Questo implica che, all'emergenza sanitaria, si mescolino gli interessi economico-politici nazionali, oltre che i discorsi di definizione di una linea di demarcazione tra malati (loro) e sani (noi).

In questo quadro, come sottolinea Eleonora, i media non fanno che amplificare a dismisura le nostre paure ancestrali, con la loro necessità di selezionare la notizia da prima pagina e dare l’aggiornamento dell’ultim’ora, mantenendo viva la sensazione di pericolo.

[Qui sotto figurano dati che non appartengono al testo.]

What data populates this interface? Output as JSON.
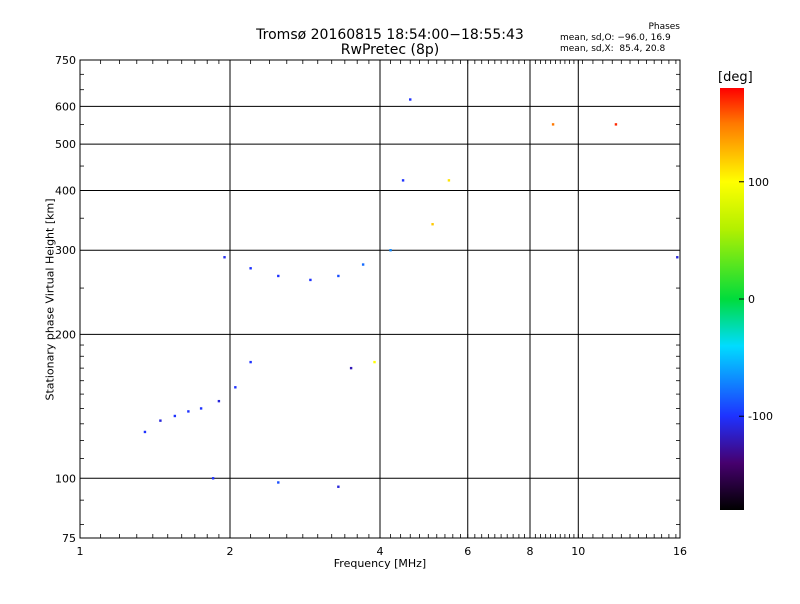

Salvo poi smettere repentinamente di parlare dell'emergenza, come se inizio e fine scaturissero da un'oblio nebuloso, con l’effetto controproducente di portare la popolazione a sottovalutare il rischio pandemie che, secondo l’Organizzazione Mondiale della Sanità (OMS), è tuttora più concreto che mai nelle zone con scarse politiche sanitarie.